The power cord coming in wires to the outlet. The spare outlet terminals run the hot and cold wires to the thermostat, as that cycles the fan and heater which are two electric bulbs, using a replacement heat lamp unit.
This is the opposite side where the thermostat in mounted. I have used spray foam insulation to snug things up as it is important to reduce drafts and heat loss for a better environment for the eggs.
I have included how a water heater thermostat in the top unit is wired. I did not do it correctly as there were too many terminals. I followed the diagram and it powered right up and worked as the previous incubator I built did.

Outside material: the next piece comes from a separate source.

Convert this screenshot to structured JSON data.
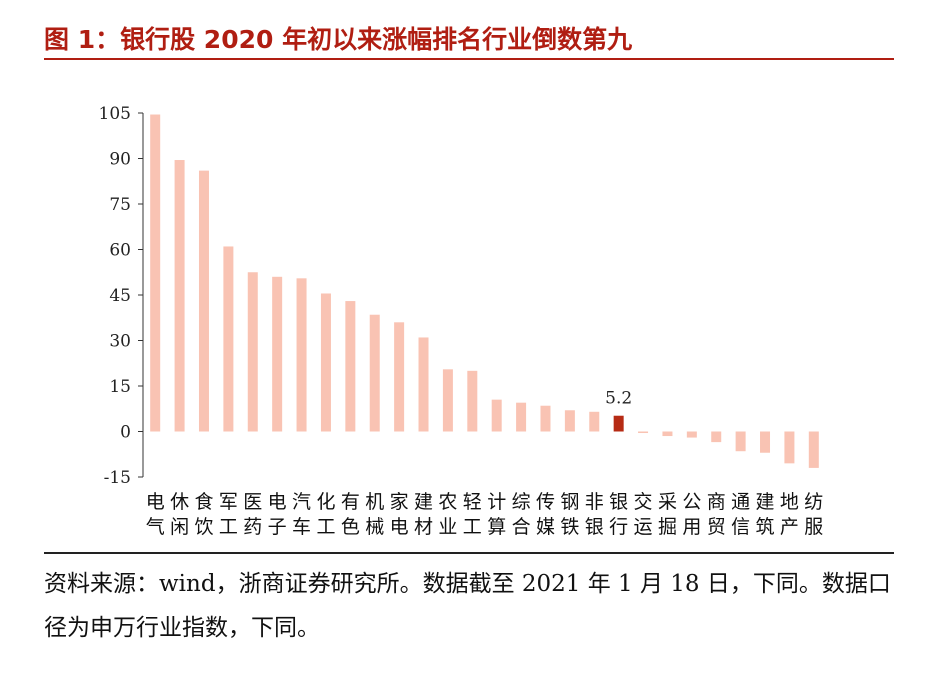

This is what it looks like with dual light bulbs, in case on burns out. These are incadscent fridge bulbs of 15 watts. It is tight in this little space so it is cocked a bit.
I have covered the thermostat open terminals with electrician tape as a precaution.
Finally, this is the timer with egg turner plugged in.
Considering the junk coming out of China. How high cost incubators are, I put less then 50 bucks into this with wiring, electric terminals, timer, egg turner. Thermostat came out of an old water heater JYG had as I salvage numbers of them like light bulbs out of fridges as am not paying the ransom they want for them.
This is the completed incubator. Yes this is beyond Darwin, but I'm not really a genius in this stuff either. Just find things online, take my time and I do not electrocute myself or blow myself up as I do not touch things with things plugged in.
I figure this is probably a 300 dollar incubator. I may someday have to use a heat wire which is what most incubators use, if the light bulbs all disappear which produce heat. I just wanted an incubator with an auto egg turner, and plotted on this for almost 2 years before the parts all appeared in my God directed path and it took several days to assemble as I learned that a hole saw, needs a 21 dollar mandrel to use the hole saw. A heat cable would be just a 1/2 inch hole drilled through I suppose which would negate that problem
I know what this thing is though, why it is working and how it works, because I built it from the inside out.
This is my mini chicken incubator for Serama eggs. Will work on pigeons, quail and even normal chicken eggs. Put the aluminum pie place in the bottom with sponge and fill with warm water each day and in 21 days you have baby chicks.